高く跳べたら...

~ 中学、高校5年間、ただひたすらそのことばかり考えていた。どうやったら様々なハンディを乗り越えて高く跳べるのか。身長が170cmに満たない。100m12秒を切れない。リズム感が悪い。高く跳ぶのに必要な要素を欠いていた(当時ずっとそう思っていた。)克服するために、ひたすら牛乳を飲む。走りこむ。筋力をつける。中学時代に大阪4位になった。高校で上位の大会に進出し、体育の教師になりたかった。残念ながら、大阪の大会で一桁の順位に入ることができなかった。最後の試合を国体予選と決め3年の夏休みまで取り組んだが、185cmからの試技。
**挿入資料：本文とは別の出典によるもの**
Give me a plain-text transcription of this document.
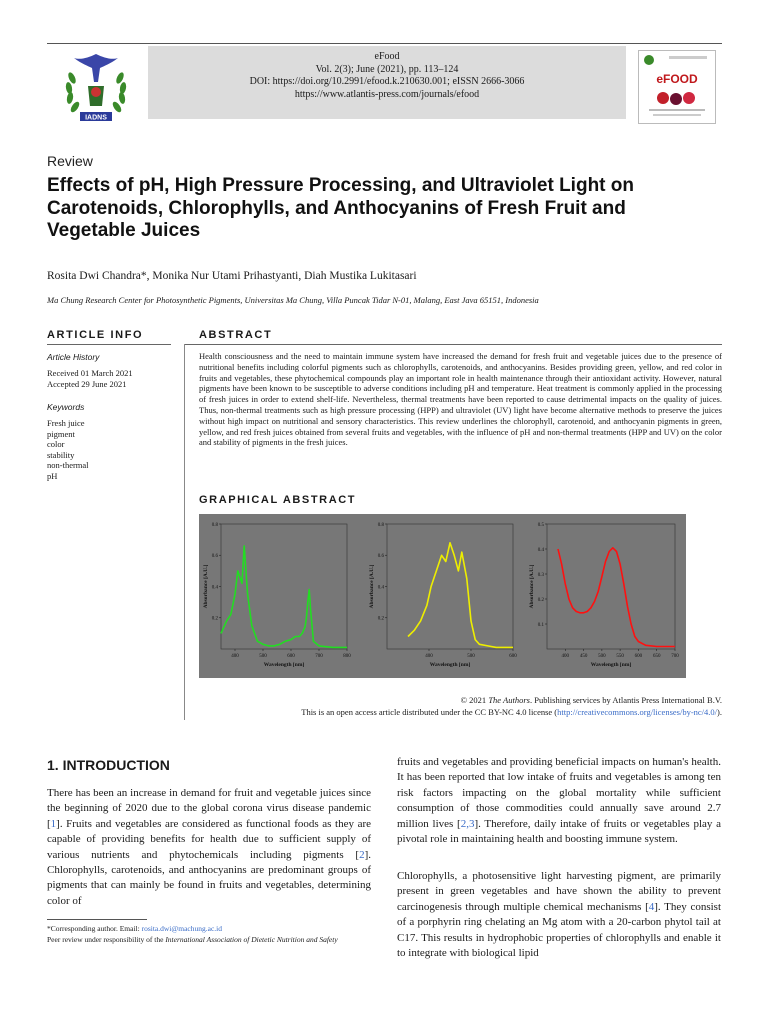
IADNS
eFood
Vol. 2(3); June (2021), pp. 113–124
DOI: https://doi.org/10.2991/efood.k.210630.001; eISSN 2666-3066
https://www.atlantis-press.com/journals/efood
eFOOD
Review
Effects of pH, High Pressure Processing, and Ultraviolet Light on Carotenoids, Chlorophylls, and Anthocyanins of Fresh Fruit and Vegetable Juices
Rosita Dwi Chandra*, Monika Nur Utami Prihastyanti, Diah Mustika Lukitasari
Ma Chung Research Center for Photosynthetic Pigments, Universitas Ma Chung, Villa Puncak Tidar N-01, Malang, East Java 65151, Indonesia
ARTICLE INFO
Article History
Received 01 March 2021
Accepted 29 June 2021
Keywords
Fresh juice
pigment
color
stability
non-thermal
pH
ABSTRACT
Health consciousness and the need to maintain immune system have increased the demand for fresh fruit and vegetable juices due to the presence of nutritional benefits including colorful pigments such as chlorophylls, carotenoids, and anthocyanins. Besides providing green, yellow, and red color in fruits and vegetables, these phytochemical compounds play an important role in health maintenance through their antioxidant activity. However, natural pigments have been known to be susceptible to adverse conditions including pH and temperature. Heat treatment is commonly applied in the processing of fresh juices in order to extend shelf-life. Nevertheless, thermal treatments have been reported to cause detrimental impacts on the quality of juices. Thus, non-thermal treatments such as high pressure processing (HPP) and ultraviolet (UV) light have become alternative methods to preserve the juices without high impact on nutritional and sensory characteristics. This review underlines the chlorophyll, carotenoid, and anthocyanin pigments in green, yellow, and red fresh juices obtained from several fruits and vegetables, with the influence of pH and non-thermal treatments (HPP and UV) on the color and stability of pigments in the fresh juices.
GRAPHICAL ABSTRACT
400	500	600	700	800
0.2
0.4
0.6
0.8
Wavelength [nm]
Absorbance [A.U.]
400	500	600
0.2
0.4
0.6
0.8
Wavelength [nm]
Absorbance [A.U.]
400 450 500 550 600 650 700
0.1
0.2
0.3
0.4
0.5
Wavelength [nm]
Absorbance [A.U.]
© 2021 The Authors. Publishing services by Atlantis Press International B.V.
This is an open access article distributed under the CC BY-NC 4.0 license (http://creativecommons.org/licenses/by-nc/4.0/).
1. INTRODUCTION
There has been an increase in demand for fruit and vegetable juices since the beginning of 2020 due to the global corona virus disease pandemic [1]. Fruits and vegetables are considered as functional foods as they are capable of providing benefits for health due to sufficient supply of various nutrients and phytochemicals including pigments [2]. Chlorophylls, carotenoids, and anthocyanins are predominant groups of pigments that can mainly be found in fruits and vegetables, determining color of
fruits and vegetables and providing beneficial impacts on human's health. It has been reported that low intake of fruits and vegetables is among ten risk factors impacting on the global mortality while sufficient consumption of those commodities could annually save around 2.7 million lives [2,3]. Therefore, daily intake of fruits or vegetables play a pivotal role in maintaining health and boosting immune system.
Chlorophylls, a photosensitive light harvesting pigment, are primarily present in green vegetables and have shown the ability to prevent carcinogenesis through multiple chemical mechanisms [4]. They consist of a porphyrin ring chelating an Mg atom with a 20-carbon phytol tail at C17. This results in hydrophobic properties of chlorophylls and enable it to integrate with biological lipid
*Corresponding author. Email: rosita.dwi@machung.ac.id
Peer review under responsibility of the International Association of Dietetic Nutrition and Safety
ベスト記録から跳び始めるのはあまりにも酷で、3度頭からバーに飛び込み、引退となった。 ~

懸命にやったんだ。これ以上ないくらい練習したんだ。勉強のできない自分にとってこれしかないと思って取り組んだ。3回バーに頭をぶつけた時、マットの上で空を見上げた。IHの時は大雨で体はずぶ濡れだった。見上げた空はグレー。大きな雨粒が次から次へと落ちてきた。

 国体予選、バーと一緒にマットに横たわって見た空は青かった。空の広さや高さに気づくことはできなかった。ただただひたすら自分を責めた。44年経った今、マットで横たわる44年前の自分を見たらきっとこう言う。
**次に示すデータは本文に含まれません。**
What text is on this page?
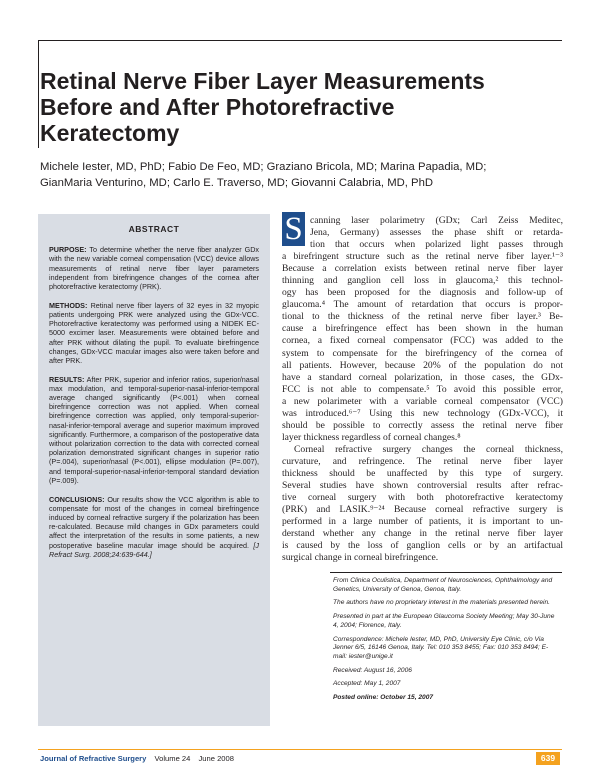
Retinal Nerve Fiber Layer Measurements
Before and After Photorefractive
Keratectomy
Michele Iester, MD, PhD; Fabio De Feo, MD; Graziano Bricola, MD; Marina Papadia, MD;
GianMaria Venturino, MD; Carlo E. Traverso, MD; Giovanni Calabria, MD, PhD
ABSTRACT

PURPOSE: To determine whether the nerve fiber analyzer GDx with the new variable corneal compensation (VCC) device allows measurements of retinal nerve fiber layer parameters independent from birefringence changes of the cornea after photorefractive keratectomy (PRK).

METHODS: Retinal nerve fiber layers of 32 eyes in 32 myopic patients undergoing PRK were analyzed using the GDx-VCC. Photorefractive keratectomy was performed using a NIDEK EC-5000 excimer laser. Measurements were obtained before and after PRK without dilating the pupil. To evaluate birefringence changes, GDx-VCC macular images also were taken before and after PRK.

RESULTS: After PRK, superior and inferior ratios, superior/nasal max modulation, and temporal-superior-nasal-inferior-temporal average changed significantly (P<.001) when corneal birefringence correction was not applied. When corneal birefringence correction was applied, only temporal-superior-nasal-inferior-temporal average and superior maximum improved significantly. Furthermore, a comparison of the postoperative data without polarization correction to the data with corrected corneal polarization demonstrated significant changes in superior ratio (P=.004), superior/nasal (P<.001), ellipse modulation (P=.007), and temporal-superior-nasal-inferior-temporal standard deviation (P=.009).

CONCLUSIONS: Our results show the VCC algorithm is able to compensate for most of the changes in corneal birefringence induced by corneal refractive surgery if the polarization has been re-calculated. Because mild changes in GDx parameters could affect the interpretation of the results in some patients, a new postoperative baseline macular image should be acquired. [J Refract Surg. 2008;24:639-644.]

S canning laser polarimetry (GDx; Carl Zeiss Meditec,
Jena, Germany) assesses the phase shift or retarda-
tion that occurs when polarized light passes through
a birefringent structure such as the retinal nerve fiber layer.¹⁻³
Because a correlation exists between retinal nerve fiber layer
thinning and ganglion cell loss in glaucoma,² this technol-
ogy has been proposed for the diagnosis and follow-up of
glaucoma.⁴ The amount of retardation that occurs is propor-
tional to the thickness of the retinal nerve fiber layer.³ Be-
cause a birefringence effect has been shown in the human
cornea, a fixed corneal compensator (FCC) was added to the
system to compensate for the birefringency of the cornea of
all patients. However, because 20% of the population do not
have a standard corneal polarization, in those cases, the GDx-
FCC is not able to compensate.⁵ To avoid this possible error,
a new polarimeter with a variable corneal compensator (VCC)
was introduced.⁶⁻⁷ Using this new technology (GDx-VCC), it
should be possible to correctly assess the retinal nerve fiber
layer thickness regardless of corneal changes.⁸
Corneal refractive surgery changes the corneal thickness,
curvature, and refringence. The retinal nerve fiber layer
thickness should be unaffected by this type of surgery.
Several studies have shown controversial results after refrac-
tive corneal surgery with both photorefractive keratectomy
(PRK) and LASIK.⁹⁻²⁴ Because corneal refractive surgery is
performed in a large number of patients, it is important to un-
derstand whether any change in the retinal nerve fiber layer
is caused by the loss of ganglion cells or by an artifactual
surgical change in corneal birefringence.

From Clinica Oculistica, Department of Neurosciences, Ophthalmology and Genetics, University of Genoa, Genoa, Italy.

The authors have no proprietary interest in the materials presented herein.

Presented in part at the European Glaucoma Society Meeting; May 30-June 4, 2004; Florence, Italy.

Correspondence: Michele Iester, MD, PhD, University Eye Clinic, c/o Via Jenner 6/5, 16146 Genoa, Italy. Tel: 010 353 8455; Fax: 010 353 8494; E-mail: iester@unige.it

Received: August 16, 2006

Accepted: May 1, 2007

Posted online: October 15, 2007

Journal of Refractive Surgery Volume 24 June 2008	639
「君にしかできない努力をしただろう。世界中の誰も知らなくても、君は知っているだろう。君が精いっぱいやったことを。応援してきたし、これからも応援するよ。勇気を与えてくれてありがとう。」

 ひたむきに走る姿はいつも心を打った。ずっと応援してきたし、これからも応援するよ。あなたたちが与えてくれた勇気、力は果てしない。44年後の長居競技場でそう感じた。

 ありがとう。ありがとう。ありがとう。